Kaori opened his eyes. Aun's expression was calm, but there was concern in her voice. "No," he admitted. "But I do not see why that stays your hand. Have some mercy on me, woman."

"Good," she said, calm as ever; she usually ignored his biting comments. "Drink this tea, and then...Then I will bring you some wine. One cup."

With a sigh, Kaori reached for the cup of tea with his left hand. It had always been the clumsier one; he was weak now, his fingers constantly atremble, and the tea sloshed over his fingers. "I always considered myself easy of nature, but I'm beginning to chafe under all these orders."

"Beginning?" She raised her eyebrows with a purse of her lips. "If you can joke, it's a good sign. You remind me of Matei—" and here she stumbled, her brow creasing— "which, I suppose, is logical. It's strange...Not just to see a little of him in you, but to know that he has a brother at all."

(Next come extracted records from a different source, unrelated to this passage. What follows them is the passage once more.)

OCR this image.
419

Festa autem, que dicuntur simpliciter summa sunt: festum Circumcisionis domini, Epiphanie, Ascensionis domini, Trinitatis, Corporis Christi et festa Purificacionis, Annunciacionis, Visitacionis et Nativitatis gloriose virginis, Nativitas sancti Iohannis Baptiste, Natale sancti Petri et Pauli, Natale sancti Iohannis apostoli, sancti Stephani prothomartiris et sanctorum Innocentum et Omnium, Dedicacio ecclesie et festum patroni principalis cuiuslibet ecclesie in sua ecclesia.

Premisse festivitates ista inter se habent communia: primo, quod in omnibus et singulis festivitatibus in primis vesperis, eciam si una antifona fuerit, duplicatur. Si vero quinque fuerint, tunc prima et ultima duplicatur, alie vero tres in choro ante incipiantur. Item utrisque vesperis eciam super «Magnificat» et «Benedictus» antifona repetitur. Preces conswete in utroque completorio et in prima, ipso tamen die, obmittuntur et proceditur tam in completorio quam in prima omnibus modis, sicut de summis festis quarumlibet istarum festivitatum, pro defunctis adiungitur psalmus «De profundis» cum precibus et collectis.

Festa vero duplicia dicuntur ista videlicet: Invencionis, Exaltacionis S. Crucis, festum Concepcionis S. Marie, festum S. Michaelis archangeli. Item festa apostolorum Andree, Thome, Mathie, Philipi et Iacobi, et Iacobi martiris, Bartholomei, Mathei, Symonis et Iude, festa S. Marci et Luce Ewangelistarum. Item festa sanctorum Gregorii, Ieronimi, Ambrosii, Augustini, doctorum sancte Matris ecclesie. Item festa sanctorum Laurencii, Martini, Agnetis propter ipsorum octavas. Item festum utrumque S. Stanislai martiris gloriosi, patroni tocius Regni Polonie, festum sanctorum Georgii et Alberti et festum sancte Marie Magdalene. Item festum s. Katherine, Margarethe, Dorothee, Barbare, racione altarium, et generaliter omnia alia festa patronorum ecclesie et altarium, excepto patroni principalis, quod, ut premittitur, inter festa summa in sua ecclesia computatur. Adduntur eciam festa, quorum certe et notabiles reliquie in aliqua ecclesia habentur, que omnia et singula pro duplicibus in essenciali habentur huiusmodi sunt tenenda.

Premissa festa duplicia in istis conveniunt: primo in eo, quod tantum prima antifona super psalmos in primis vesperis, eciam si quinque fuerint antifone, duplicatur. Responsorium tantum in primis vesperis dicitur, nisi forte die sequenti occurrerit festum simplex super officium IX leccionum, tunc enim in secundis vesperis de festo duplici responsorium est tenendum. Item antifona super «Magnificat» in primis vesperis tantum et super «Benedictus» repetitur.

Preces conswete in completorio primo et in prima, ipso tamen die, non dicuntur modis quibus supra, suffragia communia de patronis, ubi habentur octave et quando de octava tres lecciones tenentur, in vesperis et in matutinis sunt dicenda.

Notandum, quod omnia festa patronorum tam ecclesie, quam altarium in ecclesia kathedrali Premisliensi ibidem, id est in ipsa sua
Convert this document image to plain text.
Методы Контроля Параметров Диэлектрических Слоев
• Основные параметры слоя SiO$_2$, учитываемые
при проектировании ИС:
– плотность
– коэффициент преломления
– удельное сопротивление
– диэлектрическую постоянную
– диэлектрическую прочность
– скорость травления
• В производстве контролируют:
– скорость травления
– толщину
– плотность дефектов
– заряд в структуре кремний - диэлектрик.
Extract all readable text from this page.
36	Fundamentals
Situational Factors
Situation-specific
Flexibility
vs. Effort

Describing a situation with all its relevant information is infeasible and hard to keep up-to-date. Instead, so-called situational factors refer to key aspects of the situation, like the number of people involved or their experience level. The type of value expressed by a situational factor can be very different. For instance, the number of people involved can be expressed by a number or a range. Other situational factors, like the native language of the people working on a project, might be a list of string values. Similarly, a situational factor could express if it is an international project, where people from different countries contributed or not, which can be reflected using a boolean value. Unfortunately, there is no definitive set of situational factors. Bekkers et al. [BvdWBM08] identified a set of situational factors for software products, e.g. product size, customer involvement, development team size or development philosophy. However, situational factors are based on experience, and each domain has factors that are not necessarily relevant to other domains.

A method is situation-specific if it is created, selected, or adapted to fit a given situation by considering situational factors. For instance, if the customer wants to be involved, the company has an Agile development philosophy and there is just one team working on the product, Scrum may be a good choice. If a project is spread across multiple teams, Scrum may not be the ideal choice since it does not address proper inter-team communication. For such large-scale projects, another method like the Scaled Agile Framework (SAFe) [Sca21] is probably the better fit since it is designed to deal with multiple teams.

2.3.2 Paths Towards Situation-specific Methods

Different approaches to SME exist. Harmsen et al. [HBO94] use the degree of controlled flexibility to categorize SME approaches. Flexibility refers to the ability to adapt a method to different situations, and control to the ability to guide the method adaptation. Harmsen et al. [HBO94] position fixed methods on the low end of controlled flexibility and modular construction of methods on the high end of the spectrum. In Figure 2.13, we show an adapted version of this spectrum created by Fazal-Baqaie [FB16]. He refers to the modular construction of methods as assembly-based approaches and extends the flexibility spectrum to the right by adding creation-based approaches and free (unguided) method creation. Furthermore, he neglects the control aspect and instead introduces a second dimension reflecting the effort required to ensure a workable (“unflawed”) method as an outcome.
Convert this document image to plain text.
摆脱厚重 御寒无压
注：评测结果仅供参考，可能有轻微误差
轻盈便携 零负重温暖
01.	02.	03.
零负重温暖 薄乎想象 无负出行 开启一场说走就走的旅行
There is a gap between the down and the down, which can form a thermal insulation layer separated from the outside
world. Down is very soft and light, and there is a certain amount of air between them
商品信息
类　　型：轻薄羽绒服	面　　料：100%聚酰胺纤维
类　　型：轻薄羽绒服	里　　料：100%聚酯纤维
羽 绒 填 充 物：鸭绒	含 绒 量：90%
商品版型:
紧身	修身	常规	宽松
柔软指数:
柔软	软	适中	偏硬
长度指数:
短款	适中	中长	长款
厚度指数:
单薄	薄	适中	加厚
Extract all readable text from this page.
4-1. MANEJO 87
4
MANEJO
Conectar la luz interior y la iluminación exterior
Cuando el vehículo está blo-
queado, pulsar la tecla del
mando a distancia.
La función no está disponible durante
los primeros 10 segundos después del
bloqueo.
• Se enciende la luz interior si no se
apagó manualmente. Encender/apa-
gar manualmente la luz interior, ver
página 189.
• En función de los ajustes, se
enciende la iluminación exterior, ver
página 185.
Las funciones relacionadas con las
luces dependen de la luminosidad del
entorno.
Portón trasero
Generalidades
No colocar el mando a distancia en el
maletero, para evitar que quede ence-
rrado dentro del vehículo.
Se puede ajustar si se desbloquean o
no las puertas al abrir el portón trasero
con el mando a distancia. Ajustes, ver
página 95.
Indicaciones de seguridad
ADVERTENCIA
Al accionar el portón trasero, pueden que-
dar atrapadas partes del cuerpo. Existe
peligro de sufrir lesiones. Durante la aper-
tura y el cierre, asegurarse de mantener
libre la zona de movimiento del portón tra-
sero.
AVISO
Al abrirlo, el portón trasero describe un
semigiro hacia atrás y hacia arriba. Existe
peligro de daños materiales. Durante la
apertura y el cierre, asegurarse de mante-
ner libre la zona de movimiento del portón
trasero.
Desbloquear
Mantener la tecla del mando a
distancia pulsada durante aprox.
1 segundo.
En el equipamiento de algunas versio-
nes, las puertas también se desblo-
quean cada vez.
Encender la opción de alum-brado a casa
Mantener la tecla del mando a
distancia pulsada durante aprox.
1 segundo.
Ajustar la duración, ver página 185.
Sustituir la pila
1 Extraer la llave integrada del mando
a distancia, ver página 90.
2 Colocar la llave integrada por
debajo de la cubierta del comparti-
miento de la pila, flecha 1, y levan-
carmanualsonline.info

"Brothers." Kaori sipped the tea. It was hot and strong and not too sweet—just as he preferred it. Kaori wondered why Aun, a healer and a woman of skill, chose to spend her afternoons making tea for crippled men. She was Arcborn, but even so. "Koreti has two brothers."

"That name...Koreti...it doesn't suit him." Aun sank into the chair next to his. Again, Kaori recognized how different she was from other Arcborn women he'd known. When he had been a prisoner in her camp, the power dynamics had been clear: she had been in control. But here, in his own parlor, in his father's palace, it was disorienting to watch her sit next to him without so much as a by-your-leave. It would be easy to explain away her manner as ignorance, but Kaori did not think ignorance explained it all. She used his name and no title, made forays into conversation, and joked with him; all of it seemed deliberate, as if it were her intent to assert that she did not see any difference between them.